Argentina’s shale province has been touted for years as the next Permian that would make the South American country a net exporter of energy after decades of import dependence.
The Vaca Muerta shale basin is estimated to be the world’s second-largest shale gas deposit and the fourth-biggest resource of shale oil. However, Argentina’s perennial economic crisis and capital and currency controls in the past decade have deterred major investments in the top shale region.
The election of the new libertarian and business-friendly president, Javier Milei, has started to turn the fortunes for Vaca Muerta and its operators. The president has enacted market reforms to encourage large-scale and foreign investments into the energy sector, hoping that oil and gas exports would bring in billions of U.S. dollars to Argentina’s depleted foreign currency reserves.
Oil and gas production in Vaca Muerta has jumped in recent months and the country is now looking at the next step of the resource boom—exporting its huge hydrocarbon resources.
Vaca Muerta—Spanish for ‘dead cow’—has been dubbed the Argentinian Permian, although its geologic properties have been compared more appropriately to the Eagle Ford.

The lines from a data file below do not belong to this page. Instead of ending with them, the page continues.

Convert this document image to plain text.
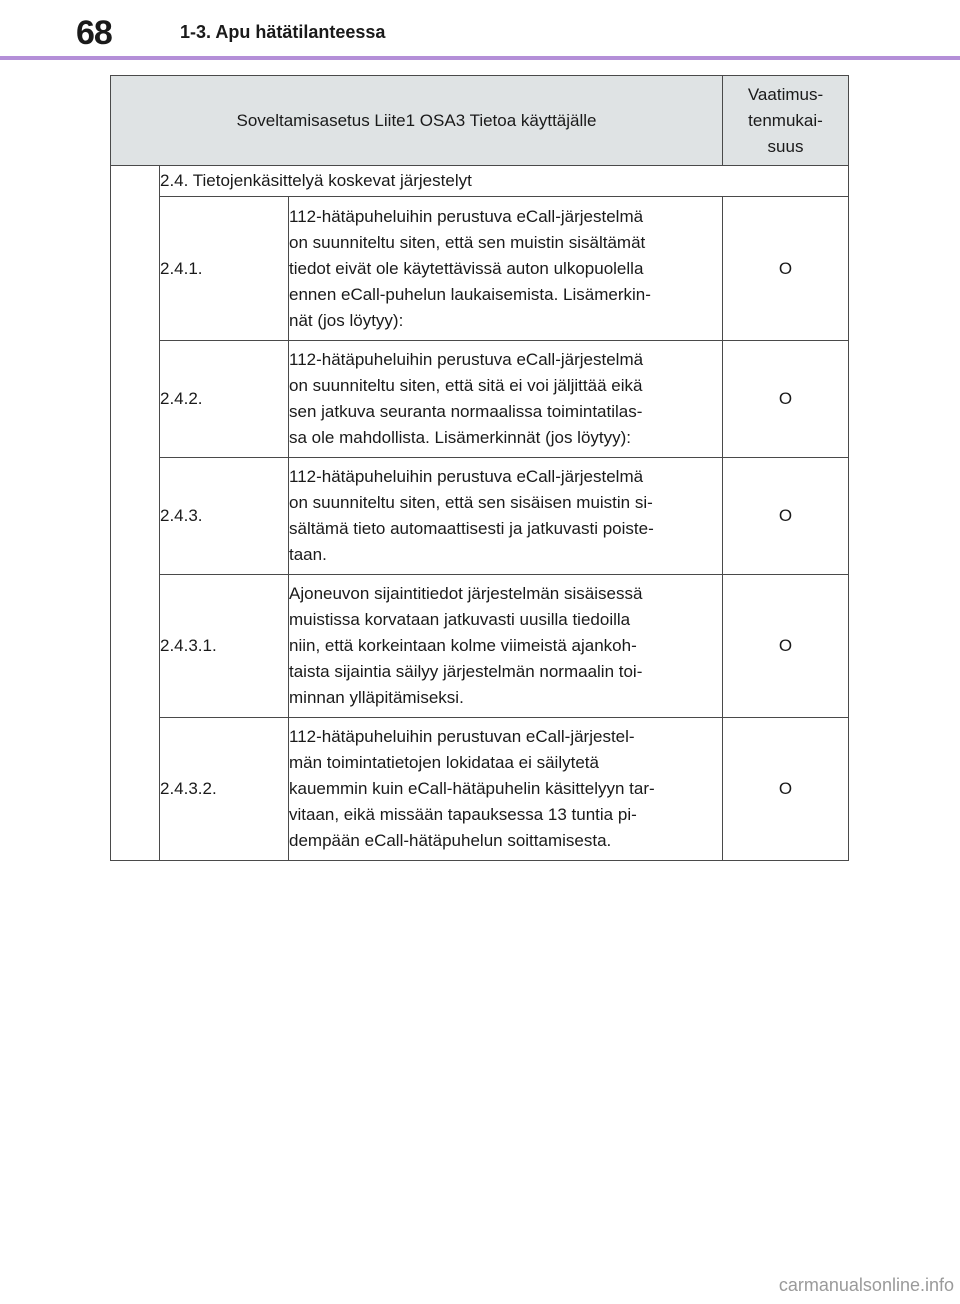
68	1-3. Apu hätätilanteessa
Soveltamisasetus Liite1 OSA3 Tietoa käyttäjälle			Vaatimus-
tenmukai-
suus
	2.4. Tietojenkäsittelyä koskevat järjestelyt		
	2.4.1.	112-hätäpuheluihin perustuva eCall-järjestelmä
on suunniteltu siten, että sen muistin sisältämät
tiedot eivät ole käytettävissä auton ulkopuolella
ennen eCall-puhelun laukaisemista. Lisämerkin-
nät (jos löytyy):	O
	2.4.2.	112-hätäpuheluihin perustuva eCall-järjestelmä
on suunniteltu siten, että sitä ei voi jäljittää eikä
sen jatkuva seuranta normaalissa toimintatilas-
sa ole mahdollista. Lisämerkinnät (jos löytyy):	O
	2.4.3.	112-hätäpuheluihin perustuva eCall-järjestelmä
on suunniteltu siten, että sen sisäisen muistin si-
sältämä tieto automaattisesti ja jatkuvasti poiste-
taan.	O
	2.4.3.1.	Ajoneuvon sijaintitiedot järjestelmän sisäisessä
muistissa korvataan jatkuvasti uusilla tiedoilla
niin, että korkeintaan kolme viimeistä ajankoh-
taista sijaintia säilyy järjestelmän normaalin toi-
minnan ylläpitämiseksi.	O
	2.4.3.2.	112-hätäpuheluihin perustuvan eCall-järjestel-
män toimintatietojen lokidataa ei säilytetä
kauemmin kuin eCall-hätäpuhelin käsittelyyn tar-
vitaan, eikä missään tapauksessa 13 tuntia pi-
dempään eCall-hätäpuhelun soittamisesta.	O
carmanualsonline.info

The shale play in the Neuquen province is estimated to hold recoverable resources consisting of 16 billion barrels of oil and 308 trillion cubic feet of natural gas. Those numbers make the Vaca Muerta the world’s second-largest shale gas deposit and the fourth-biggest shale oil resource.
In recent years, Argentina has seen a boom in the number of fracking wells in Vaca Muerta. This year, the monthly number of wells has topped 1,500 for the first time ever, as companies are expanding drilling amid friendlier and free-market policies introduced by the new government. Natural gas production has surged so far this year, according to data from consultancy Aleph Energy cited by Reuters.
Oil production in Vaca Muerta has also soared, quadrupling over the past five years, from less than 90,000 barrels per day (bpd) to almost 400,000 bpd now.
Free Market Reforms
Companies are also boosting their presence in the region due to the more business-friendly investment environment.
The government of President Milei has pushed for new legislation, the so-called Large Investment Incentive Regime – or RIGI, by its Spanish initials – offering tax breaks and other incentives for major investors in the South American country.
Argentina’s market deregulation efforts are expected to raise the energy investments in the country by about $2.5 billion to $15 billion next year, officials have said.
Thanks to the RIGI investment regime, Argentina expects a combined $30 billion in energy investments in 2025 and 2026.
The energy sector saw the highest oil production in 15 years in the first half of 2024, as well as the highest natural gas output in 17 years over the same period.
As a result, Argentina has been posting monthly energy trade surpluses this year and is on track to book a rare surplus in energy trade for the full year 2024.
Argentina’s energy trade surplus widened further in September, Brazil-based bank Itau said in a note last week. The rolling 12-month surplus reached $4.7 billion in September, up from a surplus of $4.2 billion in the previous month. In the third quarter of 2024, Argentina’s energy imports plummeted by 33.5% year-over-year, while oil exports rose by 26.2% y-o-y in the same period, the bank’s analysts noted.
Exports Powerhouse
Vaca Muerta is vital to Argentina’s plans to become a significant oil and gas exporter at a time when supply concerns about exports from other regions, most notably the Middle East and Russia, are upending global trade flows.
Vaca Muerta operators are boosting production.
CEPH, Argentina’s oil and gas industry association, expects oil output to top 1 million bpd by 2030, from about 400,000 bpd now.
Independent producer Vista Energy, the second-biggest shale producer in Argentina, plans to invest around $1.1 billion in Vaca Muerta.
“In 2012, Vaca Muerta was for believers. Today, Vaca Muerta is for engineers,” the company’s founder and CEO Miguel Galuccio told Reuters last month, referring to the production gains operators can achieve from the shale play.
Supertankers could begin docking in Argentina to load oil from the country’s shale patch after a pipeline is set to connect Vaca Muerta with a terminal at Punta Colorada port capable of handling the so-called very large crude carriers (VLCCs).
Argentina is also moving a step closer to exporting LNG and monetizing its huge resource in Vaca Muerta after maritime LNG infrastructure firm Golar LNG signed a 20-year deal with Pan American Energy (PAE) for the deployment of a Floating Liquefied Natural Gas (FLNG) vessel in Argentina.
However, infrastructure development, especially of gas pipelines, is lagging behind and needs a boost so that Argentina can realize the huge potential of its shale play.
Due to the dire state of Argentinian state finances, the government is unwilling to pour public finances into infrastructure to support exports, but its business-friendly policies could incentivize private investment into oil and gas pipelines and export terminals.
Vaca Muerta’s potential is huge, Miguel Galuccio, founder of Vista Energy, a company focused on the shale play, told the Financial Times.
“We’ve proven the quality of Vaca Muerta’s formation is second to none, [even greater] than the US’s Permian Basin,” Galuccio told FT.